Que des sondages démontrent que la majorité des Français, donc des vieux, n’aiment pas les jeunes, on s’en tamponne le coquillard, et c’est même dans l’ordre des choses. Que des enfants soient signalés à l’entrée de leur cantine scolaire parce que leurs parents ne sont pas à jour dans le règlement de leur cotisation, c’est profondément choquant, mais cela n’a pas d’impact sur la croissance et la sauvegarde du AAA qui devrait remplacer Marianne dans les mairies tant on ne parle que de cette redondante voyelle à longueur de temps. Mais que des parents dispersent les entrailles du fruit de leurs entrailles, en mettant à contribution toutes les composantes de l’électroménager (micro-ondes, congélateur, machine à laver) ou de la botanique (pots de fleurs et jardins) avec une cruauté digne de Gilles de Rais, voilà une preuve que les 35 heures chères à Martine Aubry mettent en péril l’avenir de la Nation. Tout ce temps libre qu’on pourrait consacrer plus utilement à visser des boulons chez Peugeot ou à tâter de l’atome chez Areva, tout ce vain loisir qui pourrait être fructifié dans des salles de boursicotage, toutes ces heures improductives sacrifiées à nourrir des saltimbanques paresseux, ont corrompu l’instinct parental, et poussent la mère désoeuvrée ou le juge laxiste à bâcler leur devoir et à priver le pays d’un futur Einstein, d’un futur trader de génie, et peut-être même d’un futur omniprésident de la République. Mère Nature elle-même commence en avoir plein la couche d’ozone, et ne distribue plus les spermatozoïdes qu’avec parcimonie dans les bourses des futurs papas qui avaient eux-même bien commencé le boulot en se gavant d’OGM et d’animaux méthodiquement drogués et torturés avant de se couvrir de cellophane pour courir eux-même jusqu’au supermarché (ça n’existe pas encore mais ça viendra). Fort heureusement, la rigueur budgétaire ou les catastrophes nucléaires et climatiques, rayez la mention inutile, nous empêcheront de voir cette scène d’apocalypse, où du bout de son génitoire flapi l’Homme ne verra plus sortir que quelques gouttes d’essence.
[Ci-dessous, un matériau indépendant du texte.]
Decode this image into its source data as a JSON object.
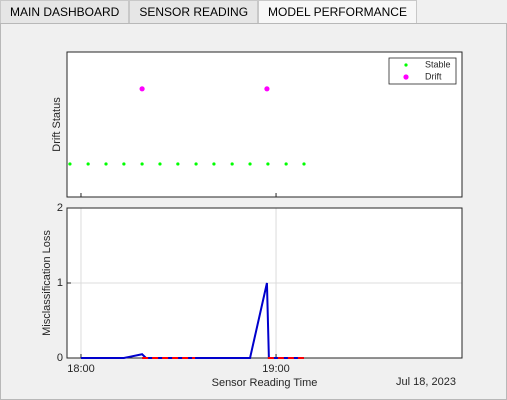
{
  "tabs": [
    "MAIN DASHBOARD",
    "SENSOR READING",
    "MODEL PERFORMANCE"
  ],
  "active_tab": 2,
  "chart_data": [
    {
      "type": "scatter",
      "y_label": "Drift Status",
      "xlim": [
        1075.7,
        1197.2
      ],
      "ylim": [
        -0.44,
        1.49
      ],
      "xticks": [
        1080,
        1140
      ],
      "legend": "upper right",
      "series": [
        {
          "name": "Stable",
          "color": "#00ff00",
          "x": [
            1076.6,
            1082.2,
            1087.7,
            1093.2,
            1098.8,
            1104.3,
            1109.8,
            1115.4,
            1120.9,
            1126.5,
            1132.0,
            1137.5,
            1143.1,
            1148.6
          ],
          "values": [
            0,
            0,
            0,
            0,
            0,
            0,
            0,
            0,
            0,
            0,
            0,
            0,
            0,
            0
          ]
        },
        {
          "name": "Drift",
          "color": "#ff00ff",
          "x": [
            1098.8,
            1137.2
          ],
          "values": [
            1,
            1
          ]
        }
      ]
    },
    {
      "type": "line",
      "y_label": "Misclassification Loss",
      "x_label": "Sensor Reading Time",
      "x_note": "Jul 18, 2023",
      "xlim": [
        1075.7,
        1197.2
      ],
      "ylim": [
        0,
        2
      ],
      "xticks": [
        {
          "value": 1080,
          "label": "18:00"
        },
        {
          "value": 1140,
          "label": "19:00"
        }
      ],
      "yticks": [
        0,
        1,
        2
      ],
      "grid": true,
      "series": [
        {
          "color": "#0000cc",
          "x": [
            1080.0,
            1093.2,
            1098.8,
            1100.0,
            1132.0,
            1137.2,
            1137.8,
            1148.6
          ],
          "values": [
            0,
            0,
            0.05,
            0,
            0,
            1,
            0,
            0
          ]
        },
        {
          "color": "#ff0000",
          "dashed": true,
          "x": [
            1098.8,
            1115.1,
            null,
            1137.5,
            1148.6
          ],
          "values": [
            0,
            0,
            null,
            0,
            0
          ]
        }
      ]
    }
  ]
}
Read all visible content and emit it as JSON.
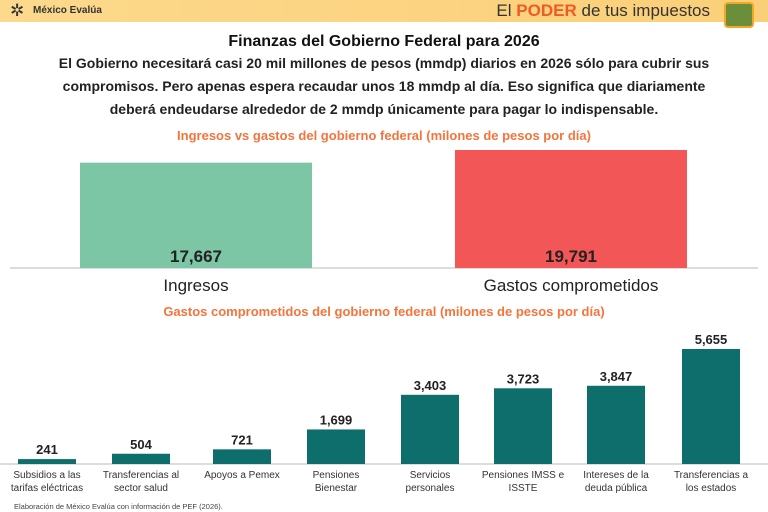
{
  "header": {
    "org": "México Evalúa",
    "brand_prefix": "El",
    "brand_strong": "PODER",
    "brand_suffix": "de tus impuestos"
  },
  "title": "Finanzas del Gobierno Federal para 2026",
  "paragraph": [
    "El Gobierno necesitará casi 20 mil millones de pesos (mmdp) diarios en 2026 sólo para cubrir sus",
    "compromisos. Pero apenas espera recaudar unos 18 mmdp al día. Eso significa que diariamente",
    "deberá endeudarse alrededor de 2 mmdp únicamente para pagar lo indispensable."
  ],
  "footnote": "Elaboración de México Evalúa con información de PEF (2026).",
  "chart_data": [
    {
      "type": "bar",
      "title": "Ingresos vs gastos del gobierno federal (milones de pesos por día)",
      "categories": [
        "Ingresos",
        "Gastos comprometidos"
      ],
      "values": [
        17667,
        19791
      ],
      "labels": [
        "17,667",
        "19,791"
      ],
      "colors": [
        "#7cc5a5",
        "#f25656"
      ],
      "ylim": [
        0,
        19791
      ]
    },
    {
      "type": "bar",
      "title": "Gastos comprometidos del gobierno federal (milones de pesos por día)",
      "categories": [
        [
          "Subsidios a las",
          "tarifas eléctricas"
        ],
        [
          "Transferencias al",
          "sector salud"
        ],
        [
          "Apoyos a Pemex",
          ""
        ],
        [
          "Pensiones",
          "Bienestar"
        ],
        [
          "Servicios",
          "personales"
        ],
        [
          "Pensiones IMSS e",
          "ISSTE"
        ],
        [
          "Intereses de la",
          "deuda pública"
        ],
        [
          "Transferencias a",
          "los estados"
        ]
      ],
      "values": [
        241,
        504,
        721,
        1699,
        3403,
        3723,
        3847,
        5655
      ],
      "labels": [
        "241",
        "504",
        "721",
        "1,699",
        "3,403",
        "3,723",
        "3,847",
        "5,655"
      ],
      "color": "#0d6e6b",
      "ylim": [
        0,
        5655
      ]
    }
  ]
}
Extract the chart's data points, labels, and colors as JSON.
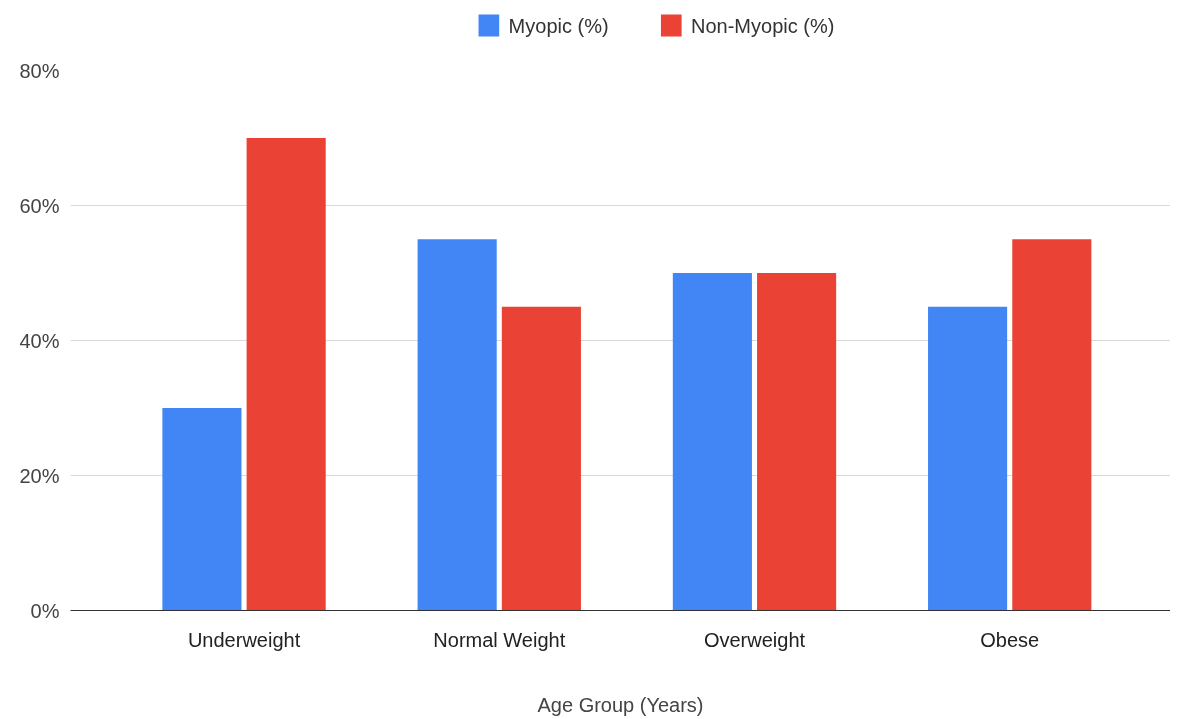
{
  "chart_data": {
    "type": "bar",
    "xlabel": "Age Group (Years)",
    "categories": [
      "Underweight",
      "Normal Weight",
      "Overweight",
      "Obese"
    ],
    "series": [
      {
        "name": "Myopic (%)",
        "color": "#4285f4",
        "values": [
          30,
          55,
          50,
          45
        ]
      },
      {
        "name": "Non-Myopic (%)",
        "color": "#ea4335",
        "values": [
          70,
          45,
          50,
          55
        ]
      }
    ],
    "ylim": [
      0,
      80
    ],
    "yticks": [
      {
        "value": 0,
        "label": "0%"
      },
      {
        "value": 20,
        "label": "20%"
      },
      {
        "value": 40,
        "label": "40%"
      },
      {
        "value": 60,
        "label": "60%"
      },
      {
        "value": 80,
        "label": "80%"
      }
    ],
    "grid": "y",
    "legend": "top"
  }
}
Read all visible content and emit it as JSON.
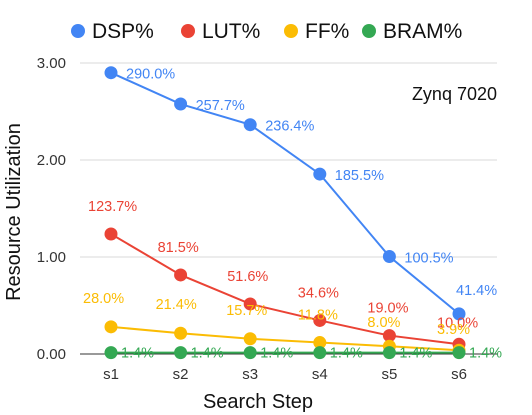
{
  "chart_data": {
    "type": "line",
    "title": "",
    "xlabel": "Search Step",
    "ylabel": "Resource Utilization",
    "categories": [
      "s1",
      "s2",
      "s3",
      "s4",
      "s5",
      "s6"
    ],
    "ylim": [
      0,
      3
    ],
    "yticks": [
      0,
      1,
      2,
      3
    ],
    "ytick_labels": [
      "0.00",
      "1.00",
      "2.00",
      "3.00"
    ],
    "grid": true,
    "legend_position": "top",
    "annotation": "Zynq 7020",
    "series": [
      {
        "name": "DSP%",
        "color": "#4285f4",
        "values": [
          2.9,
          2.577,
          2.364,
          1.855,
          1.005,
          0.414
        ],
        "labels": [
          "290.0%",
          "257.7%",
          "236.4%",
          "185.5%",
          "100.5%",
          "41.4%"
        ]
      },
      {
        "name": "LUT%",
        "color": "#ea4335",
        "values": [
          1.237,
          0.815,
          0.516,
          0.346,
          0.19,
          0.1
        ],
        "labels": [
          "123.7%",
          "81.5%",
          "51.6%",
          "34.6%",
          "19.0%",
          "10.0%"
        ]
      },
      {
        "name": "FF%",
        "color": "#fbbc04",
        "values": [
          0.28,
          0.214,
          0.157,
          0.118,
          0.08,
          0.039
        ],
        "labels": [
          "28.0%",
          "21.4%",
          "15.7%",
          "11.8%",
          "8.0%",
          "3.9%"
        ]
      },
      {
        "name": "BRAM%",
        "color": "#34a853",
        "values": [
          0.014,
          0.014,
          0.014,
          0.014,
          0.014,
          0.014
        ],
        "labels": [
          "1.4%",
          "1.4%",
          "1.4%",
          "1.4%",
          "1.4%",
          "1.4%"
        ]
      }
    ]
  }
}
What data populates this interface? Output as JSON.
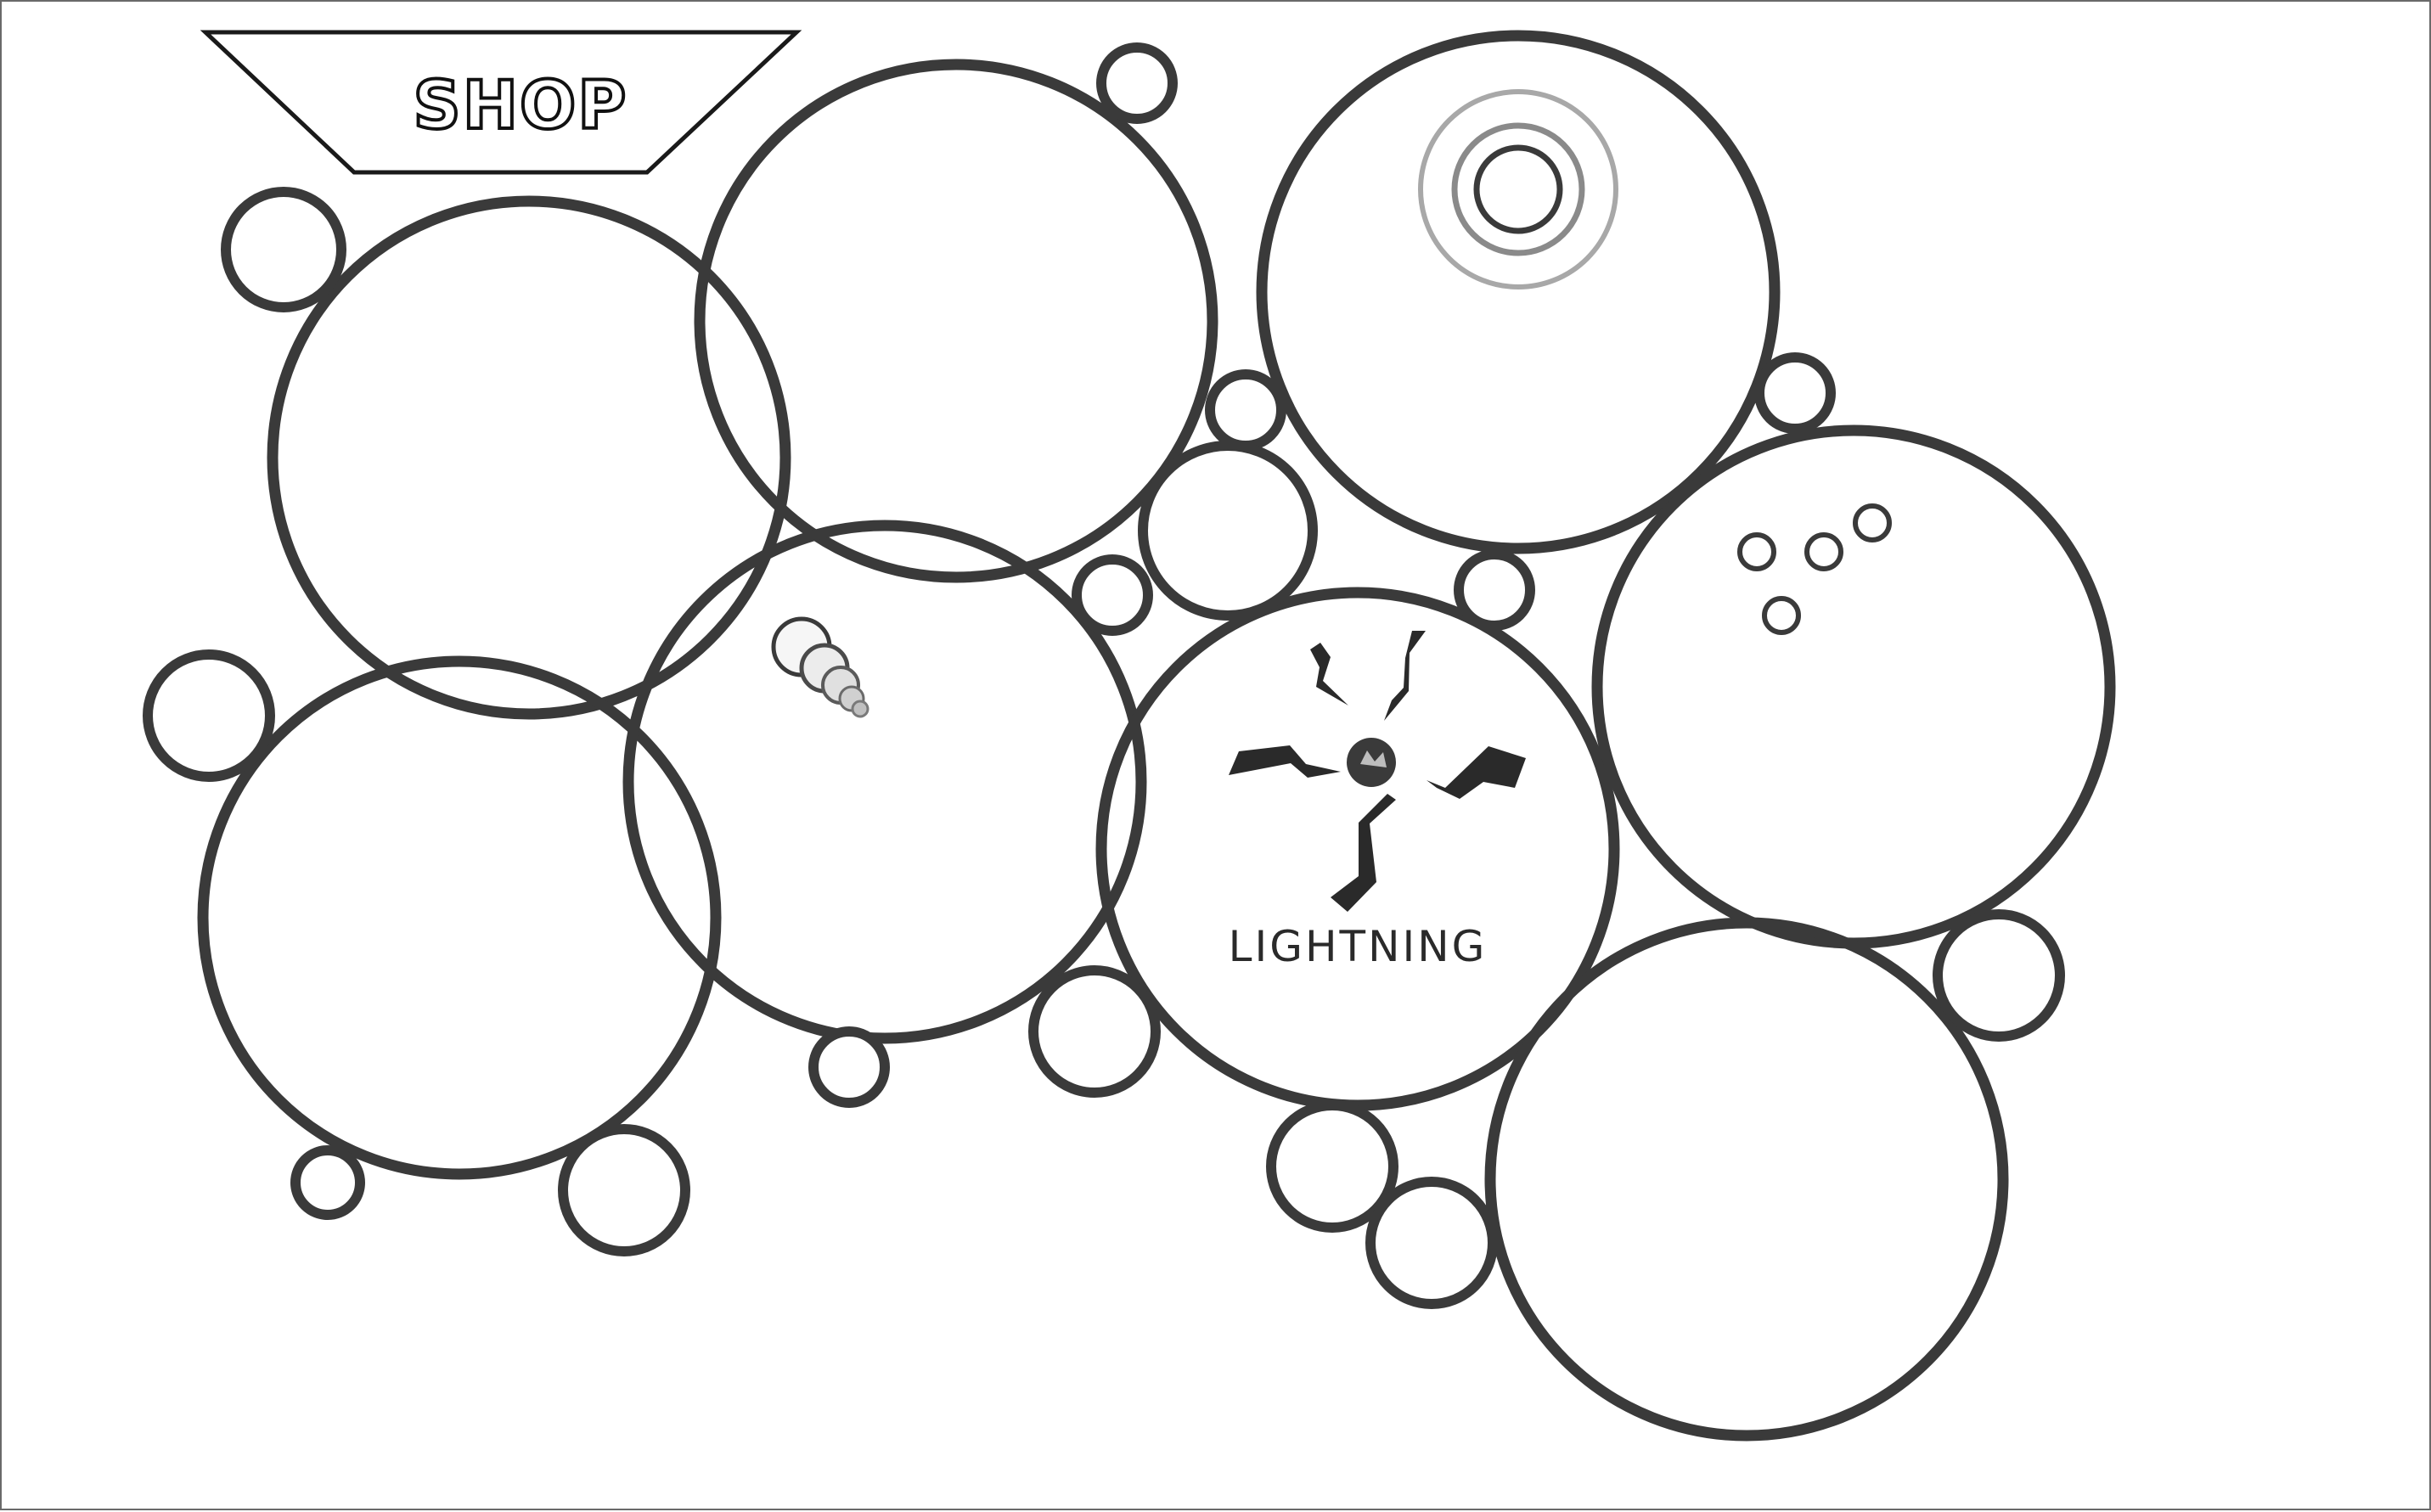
{
  "shop": {
    "label": "SHOP"
  },
  "upgrades": [
    {
      "id": "lightning",
      "label": "LIGHTNING",
      "icon": "lightning-icon"
    },
    {
      "id": "target",
      "label": "",
      "icon": "target-rings-icon"
    },
    {
      "id": "bubbles",
      "label": "",
      "icon": "bubble-cluster-icon"
    },
    {
      "id": "trail",
      "label": "",
      "icon": "bubble-trail-icon"
    }
  ],
  "colors": {
    "ring": "#3a3a3a",
    "background": "#ffffff",
    "frame": "#6a6a6a",
    "target_outer": "#a8a8a8",
    "target_inner": "#3a3a3a"
  }
}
En résumé, j’ai prouvé que finalement j’aime les enfants puisque je n’en ai pas.

Dans un prochain épisode, nous nous désolerons de l’ouverture de la nouvelle campagne des Restos du Coeur, tant pour son cortège de misère que l’on commence à croire sans fin que pour le disque qui risque de l’accompagner. Les catastrophes, vous disais-je.